3.) Keeping Coolant Topped Off
Several issues may arise from low coolant levels. Coolant is responsible for pulling heat away from the engine, and without enough of it, your engine can overheat or even possibly seize up. Prolonged usage of an engine that’s overheating can lead to permanent damage, like warping the head or block.
Low coolant levels can also lead to a head gasket failure, and if this happens, you might notice smoke coming from the engine or tailpipe, engine knocking, a sudden loss of power, or decreased efficiency. Since some cars have a safety system in place, your motor may automatically shut off before suffering significant damage.
Coolant levels can drop due to external leaks, radiator cap leaks, or internal leaks. A few indicators that your coolant is low include the temperature gauge in your car running in the red, no heat out of the vents, or in extreme cases, coolant gushing onto the ground as the radiator cap tries to relieve extra pressure.
4.) Choose the Right Fuel
Using the right fuel in your vehicle is extremely important, and many of the unnecessary issues you may run into are because of using the wrong fuel. For example, if it’s a streetcar, it doesn’t mean you can put in 115 octane and expect it to run better if it’s a low compression engine. Engines only need enough octane to keep them from detonation.
On that same note, if you put low octane into a higher compression engine or one with a power adder, you run the risk of putting the engine into detonation under load. If your vehicle is stock, you should always follow the manufacturer’s guidelines.
If they suggest premium, you should use premium. Saving a few dollars at the pump might be an expensive mistake down the line. If the manufacturer calls for regular, higher octane won’t necessarily hurt. However, it is more costly and unnecessary.

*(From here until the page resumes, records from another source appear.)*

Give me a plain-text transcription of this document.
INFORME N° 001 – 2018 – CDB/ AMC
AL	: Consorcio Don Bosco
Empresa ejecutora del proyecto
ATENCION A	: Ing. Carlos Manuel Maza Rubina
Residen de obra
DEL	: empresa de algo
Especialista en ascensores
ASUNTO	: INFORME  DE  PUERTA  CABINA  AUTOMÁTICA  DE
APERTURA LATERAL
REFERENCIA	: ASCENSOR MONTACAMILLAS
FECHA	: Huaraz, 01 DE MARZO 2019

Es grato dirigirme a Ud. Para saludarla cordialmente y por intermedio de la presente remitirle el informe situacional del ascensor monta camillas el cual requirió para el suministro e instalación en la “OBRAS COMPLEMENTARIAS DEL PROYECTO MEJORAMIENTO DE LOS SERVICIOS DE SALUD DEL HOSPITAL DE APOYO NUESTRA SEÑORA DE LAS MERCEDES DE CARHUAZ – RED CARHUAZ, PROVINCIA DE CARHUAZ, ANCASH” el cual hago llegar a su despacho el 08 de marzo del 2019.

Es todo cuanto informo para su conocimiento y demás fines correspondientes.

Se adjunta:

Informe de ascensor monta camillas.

5.) Regular Maintenance and Tune-Ups
Sooner or later, every car is going to need a tune-up. The more you drive, spark plugs and wires will start to wear out and filters get dirty. Getting a tune-up along with regular maintenance will ensure your car is running smoothly and efficiently.
If you notice any of the following, it may be time to get a tune-up for your car. These include:
- A decrease in gas mileage
- Trouble starting the car
- Rough idling or acceleration
- Strange or new noises
- Leaning steering
- Reduced braking capacity
- Warning lights
These are all indicators that it’s time to pop open the hood or bring it to a trusted mechanic.
6.) Be Familiar With Your Vehicle
Having familiarity with your vehicle will go a long way. For most of us, prior to this expensive purchase, we’ve done our homework and know what to expect as we roll it off the lot. Reading through the owner’s manual or scouring Google for more information will help you in the long run to save your hard-earned dollars.
For some of us, turning off the radio and listening to our engine purr as we tool down the highway is normal. We know exactly where each creak originates and any irregularities with our engines, which helps immensely if you’re trying to diagnose a problem or explain it to someone else.
You don’t need to be a professional engine builder to have some familiarity with these simple issues. If you’re in tune with your vehicle, you’ll be able to avoid any significant problems and keep your engine running efficiently for many years to come.